UC Santa Cruz college renamed for writer who inspired the environmental movement
College Eight at UC Santa Cruz was born embracing environmentalism. On Sept. 15, it received a name befitting that passion: Rachel Carson College.
Rachel Carson, writer and conservationist, is widely credited with launching the modern environmental movement. Her 1962 book, “Silent Spring,” dramatically chronicled the damage caused by indiscriminate application of chemicals in an attempt to control pests. Her larger theme: humans are a part of nature—not its masters.
The naming gift from the Helen and Will Webster Foundation recognizes Carson for her courage and pivotal role in awakening the public to environmental issues.
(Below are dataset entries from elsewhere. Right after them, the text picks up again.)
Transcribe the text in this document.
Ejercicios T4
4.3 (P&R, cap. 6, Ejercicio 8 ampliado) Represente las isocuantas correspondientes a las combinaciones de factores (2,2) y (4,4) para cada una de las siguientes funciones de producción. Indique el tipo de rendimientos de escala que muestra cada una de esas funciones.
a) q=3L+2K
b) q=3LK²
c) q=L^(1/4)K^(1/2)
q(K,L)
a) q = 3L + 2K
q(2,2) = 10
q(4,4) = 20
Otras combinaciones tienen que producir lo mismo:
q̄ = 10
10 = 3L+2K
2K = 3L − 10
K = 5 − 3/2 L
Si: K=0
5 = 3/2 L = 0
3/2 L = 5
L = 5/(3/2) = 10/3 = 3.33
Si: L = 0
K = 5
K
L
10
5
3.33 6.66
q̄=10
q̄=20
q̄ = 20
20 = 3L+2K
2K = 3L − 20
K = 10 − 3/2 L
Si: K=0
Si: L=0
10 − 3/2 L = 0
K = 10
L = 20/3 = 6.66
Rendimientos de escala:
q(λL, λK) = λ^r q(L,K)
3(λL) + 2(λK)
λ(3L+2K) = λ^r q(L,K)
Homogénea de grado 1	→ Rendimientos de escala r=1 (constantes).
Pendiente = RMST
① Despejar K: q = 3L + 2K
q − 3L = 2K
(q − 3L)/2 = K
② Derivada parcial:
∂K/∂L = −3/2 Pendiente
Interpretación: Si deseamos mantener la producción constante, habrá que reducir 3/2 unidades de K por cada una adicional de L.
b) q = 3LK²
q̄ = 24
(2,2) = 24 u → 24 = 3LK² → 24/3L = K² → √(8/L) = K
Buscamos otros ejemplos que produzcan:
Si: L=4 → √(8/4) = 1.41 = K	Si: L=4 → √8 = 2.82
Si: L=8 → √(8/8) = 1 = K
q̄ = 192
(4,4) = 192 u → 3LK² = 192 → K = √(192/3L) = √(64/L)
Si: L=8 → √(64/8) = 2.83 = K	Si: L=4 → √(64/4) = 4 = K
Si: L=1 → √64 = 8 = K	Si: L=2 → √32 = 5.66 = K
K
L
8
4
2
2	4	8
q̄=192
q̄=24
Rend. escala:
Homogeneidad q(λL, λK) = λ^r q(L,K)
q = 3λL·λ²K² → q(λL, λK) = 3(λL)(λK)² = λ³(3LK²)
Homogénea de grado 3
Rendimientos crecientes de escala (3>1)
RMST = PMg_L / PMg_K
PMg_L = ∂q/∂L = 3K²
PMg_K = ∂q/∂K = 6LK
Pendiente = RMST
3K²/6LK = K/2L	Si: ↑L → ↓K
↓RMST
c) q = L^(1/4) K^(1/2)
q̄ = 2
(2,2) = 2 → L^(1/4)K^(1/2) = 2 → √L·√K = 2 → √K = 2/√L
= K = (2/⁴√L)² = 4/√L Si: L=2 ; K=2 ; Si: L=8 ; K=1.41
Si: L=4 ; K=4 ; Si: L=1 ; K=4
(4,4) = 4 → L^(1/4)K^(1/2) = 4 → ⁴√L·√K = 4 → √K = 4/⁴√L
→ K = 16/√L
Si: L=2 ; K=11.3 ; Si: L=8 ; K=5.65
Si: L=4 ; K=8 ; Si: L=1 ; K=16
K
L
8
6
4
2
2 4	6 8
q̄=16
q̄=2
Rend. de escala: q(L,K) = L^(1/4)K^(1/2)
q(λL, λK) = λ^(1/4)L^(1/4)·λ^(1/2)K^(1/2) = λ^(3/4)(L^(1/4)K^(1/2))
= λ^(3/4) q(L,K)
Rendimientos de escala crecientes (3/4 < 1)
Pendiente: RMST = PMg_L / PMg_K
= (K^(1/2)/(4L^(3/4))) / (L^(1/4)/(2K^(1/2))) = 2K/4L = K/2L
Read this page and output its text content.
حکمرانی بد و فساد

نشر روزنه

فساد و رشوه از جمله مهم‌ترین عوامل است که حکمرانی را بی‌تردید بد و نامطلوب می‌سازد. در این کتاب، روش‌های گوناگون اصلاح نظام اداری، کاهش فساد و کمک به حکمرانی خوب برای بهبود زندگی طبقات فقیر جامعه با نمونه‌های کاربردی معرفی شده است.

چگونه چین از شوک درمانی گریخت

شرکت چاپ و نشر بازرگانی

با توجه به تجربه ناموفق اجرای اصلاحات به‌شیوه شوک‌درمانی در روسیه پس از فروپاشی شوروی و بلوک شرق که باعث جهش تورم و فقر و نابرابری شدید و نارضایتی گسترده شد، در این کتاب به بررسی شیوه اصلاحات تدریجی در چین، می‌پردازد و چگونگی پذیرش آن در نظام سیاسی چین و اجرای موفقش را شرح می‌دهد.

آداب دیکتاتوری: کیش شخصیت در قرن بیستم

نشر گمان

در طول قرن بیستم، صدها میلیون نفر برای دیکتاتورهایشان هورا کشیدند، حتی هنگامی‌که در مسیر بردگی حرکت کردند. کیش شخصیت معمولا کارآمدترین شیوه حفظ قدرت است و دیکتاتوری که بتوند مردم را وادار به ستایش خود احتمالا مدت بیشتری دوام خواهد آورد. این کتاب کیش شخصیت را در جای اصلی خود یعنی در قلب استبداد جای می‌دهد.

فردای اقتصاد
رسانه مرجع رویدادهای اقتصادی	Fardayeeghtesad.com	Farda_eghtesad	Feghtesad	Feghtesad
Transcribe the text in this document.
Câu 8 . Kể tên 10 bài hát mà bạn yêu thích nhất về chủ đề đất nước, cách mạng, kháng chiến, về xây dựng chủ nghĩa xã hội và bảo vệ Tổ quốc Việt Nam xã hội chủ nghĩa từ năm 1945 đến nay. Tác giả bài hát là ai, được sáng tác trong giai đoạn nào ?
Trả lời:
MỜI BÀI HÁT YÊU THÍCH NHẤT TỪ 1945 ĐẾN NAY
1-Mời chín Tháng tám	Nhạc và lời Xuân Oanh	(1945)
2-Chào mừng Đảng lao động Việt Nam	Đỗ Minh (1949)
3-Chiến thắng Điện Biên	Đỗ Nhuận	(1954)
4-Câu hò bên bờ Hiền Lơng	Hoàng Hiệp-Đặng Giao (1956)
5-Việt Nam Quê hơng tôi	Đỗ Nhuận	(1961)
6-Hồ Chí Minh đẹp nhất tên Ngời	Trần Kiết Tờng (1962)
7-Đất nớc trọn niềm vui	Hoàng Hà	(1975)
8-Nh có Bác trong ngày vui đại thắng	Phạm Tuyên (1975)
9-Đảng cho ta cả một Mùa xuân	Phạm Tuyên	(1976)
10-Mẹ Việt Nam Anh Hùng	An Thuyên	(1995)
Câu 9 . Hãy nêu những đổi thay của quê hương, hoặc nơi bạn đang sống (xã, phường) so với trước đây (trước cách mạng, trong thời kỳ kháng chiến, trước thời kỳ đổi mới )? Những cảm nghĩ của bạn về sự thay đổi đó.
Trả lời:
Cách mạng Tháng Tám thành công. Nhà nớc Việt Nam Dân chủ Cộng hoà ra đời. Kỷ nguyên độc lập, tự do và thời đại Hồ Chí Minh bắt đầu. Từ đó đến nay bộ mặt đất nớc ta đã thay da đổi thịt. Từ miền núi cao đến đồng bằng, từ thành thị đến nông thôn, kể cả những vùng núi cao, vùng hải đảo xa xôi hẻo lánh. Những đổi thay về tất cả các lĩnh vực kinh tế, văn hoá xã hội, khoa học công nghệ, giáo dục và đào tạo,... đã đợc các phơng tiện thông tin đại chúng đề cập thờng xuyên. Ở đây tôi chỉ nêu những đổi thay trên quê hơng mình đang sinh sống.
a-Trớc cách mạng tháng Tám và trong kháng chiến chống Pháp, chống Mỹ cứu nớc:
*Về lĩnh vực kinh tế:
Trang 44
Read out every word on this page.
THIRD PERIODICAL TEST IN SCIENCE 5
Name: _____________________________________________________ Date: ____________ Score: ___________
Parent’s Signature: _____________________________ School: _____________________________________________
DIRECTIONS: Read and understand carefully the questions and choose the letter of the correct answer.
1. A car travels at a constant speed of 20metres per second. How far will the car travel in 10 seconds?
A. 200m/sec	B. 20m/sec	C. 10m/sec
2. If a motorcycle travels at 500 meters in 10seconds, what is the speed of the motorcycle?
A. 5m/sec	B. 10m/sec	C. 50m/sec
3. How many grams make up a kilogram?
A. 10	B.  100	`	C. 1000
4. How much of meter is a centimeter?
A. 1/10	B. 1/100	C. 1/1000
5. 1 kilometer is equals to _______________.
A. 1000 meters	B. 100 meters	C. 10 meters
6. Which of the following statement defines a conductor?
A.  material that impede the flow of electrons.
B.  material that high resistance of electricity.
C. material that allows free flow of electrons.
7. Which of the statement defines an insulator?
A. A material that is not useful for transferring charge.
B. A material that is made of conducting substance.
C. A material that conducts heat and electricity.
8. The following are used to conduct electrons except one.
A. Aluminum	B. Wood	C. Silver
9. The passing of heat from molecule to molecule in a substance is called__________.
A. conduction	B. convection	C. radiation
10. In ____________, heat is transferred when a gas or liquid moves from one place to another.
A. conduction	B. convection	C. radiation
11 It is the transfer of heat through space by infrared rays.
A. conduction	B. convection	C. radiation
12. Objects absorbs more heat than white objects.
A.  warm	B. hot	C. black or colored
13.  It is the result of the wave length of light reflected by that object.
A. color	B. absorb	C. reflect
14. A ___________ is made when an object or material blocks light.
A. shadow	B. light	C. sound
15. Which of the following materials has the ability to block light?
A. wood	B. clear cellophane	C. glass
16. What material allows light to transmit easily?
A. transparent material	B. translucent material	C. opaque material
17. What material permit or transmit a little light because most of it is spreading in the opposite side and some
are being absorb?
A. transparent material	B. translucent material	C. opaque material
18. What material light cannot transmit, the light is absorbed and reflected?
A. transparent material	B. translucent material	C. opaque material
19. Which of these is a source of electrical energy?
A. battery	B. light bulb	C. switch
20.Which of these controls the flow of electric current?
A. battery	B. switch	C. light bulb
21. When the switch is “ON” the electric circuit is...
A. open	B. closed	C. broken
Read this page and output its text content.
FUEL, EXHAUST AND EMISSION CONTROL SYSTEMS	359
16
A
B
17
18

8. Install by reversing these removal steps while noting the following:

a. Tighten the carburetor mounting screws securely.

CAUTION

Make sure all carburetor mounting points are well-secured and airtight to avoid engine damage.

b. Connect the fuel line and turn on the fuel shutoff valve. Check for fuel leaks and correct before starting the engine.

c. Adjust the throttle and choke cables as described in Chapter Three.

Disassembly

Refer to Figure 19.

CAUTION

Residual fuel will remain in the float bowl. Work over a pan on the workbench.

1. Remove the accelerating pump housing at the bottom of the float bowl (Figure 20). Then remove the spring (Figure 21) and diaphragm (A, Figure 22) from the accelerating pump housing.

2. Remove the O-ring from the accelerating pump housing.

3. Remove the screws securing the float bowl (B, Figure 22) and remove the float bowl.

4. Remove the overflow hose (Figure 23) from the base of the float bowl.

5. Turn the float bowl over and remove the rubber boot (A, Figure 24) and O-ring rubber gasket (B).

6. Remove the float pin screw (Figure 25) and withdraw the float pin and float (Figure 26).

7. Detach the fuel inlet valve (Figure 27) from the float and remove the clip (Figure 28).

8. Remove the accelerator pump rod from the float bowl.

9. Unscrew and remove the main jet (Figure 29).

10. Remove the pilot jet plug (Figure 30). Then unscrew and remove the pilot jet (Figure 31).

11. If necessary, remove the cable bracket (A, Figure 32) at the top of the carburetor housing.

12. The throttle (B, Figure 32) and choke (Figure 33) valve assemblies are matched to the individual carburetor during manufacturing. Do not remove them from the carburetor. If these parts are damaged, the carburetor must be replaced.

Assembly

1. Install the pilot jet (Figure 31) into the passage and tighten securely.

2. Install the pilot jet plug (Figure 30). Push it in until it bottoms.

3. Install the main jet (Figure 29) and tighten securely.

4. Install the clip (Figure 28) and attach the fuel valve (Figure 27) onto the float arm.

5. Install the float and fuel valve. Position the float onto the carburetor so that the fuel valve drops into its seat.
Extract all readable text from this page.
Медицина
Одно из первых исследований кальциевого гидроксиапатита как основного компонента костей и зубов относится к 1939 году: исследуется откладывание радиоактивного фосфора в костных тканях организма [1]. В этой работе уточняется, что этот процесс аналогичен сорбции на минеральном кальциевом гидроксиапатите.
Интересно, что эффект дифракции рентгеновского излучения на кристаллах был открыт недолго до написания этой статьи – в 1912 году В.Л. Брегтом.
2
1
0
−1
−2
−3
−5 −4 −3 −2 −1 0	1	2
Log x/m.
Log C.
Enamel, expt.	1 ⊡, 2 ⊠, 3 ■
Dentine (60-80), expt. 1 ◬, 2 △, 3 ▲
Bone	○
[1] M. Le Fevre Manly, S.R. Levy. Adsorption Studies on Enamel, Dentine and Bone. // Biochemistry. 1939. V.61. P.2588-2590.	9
It establishes an endowment to ensure the college can provide research and educational opportunities for students in perpetuity and establishes a chair in ecology and environmental justice. Concurrently, citing the impact of Carson’s writings, a chair in science communication is also being created. The gift package totals $7 million.
“We could not think of anyone who would better embody the core values of UC Santa Cruz than this environmental pioneer,” Alec and Claudia Webster wrote in a letter to Chancellor George Blumenthal on their proposal to recognize Rachel Carson. “Rachel Carson challenged authority, risked everything and changed the world for the better. In doing so, she provided a model that students need and deserve, and that we, as a society, require.”
President Napolitano is among those who share the sentiment. “It is wonderful to see Rachel Carson honored in this way. She exemplifies so much of what is right in life. She has long been one of my personal heroes: a champion for the environment, a woman excelling in science, a person of dignity.”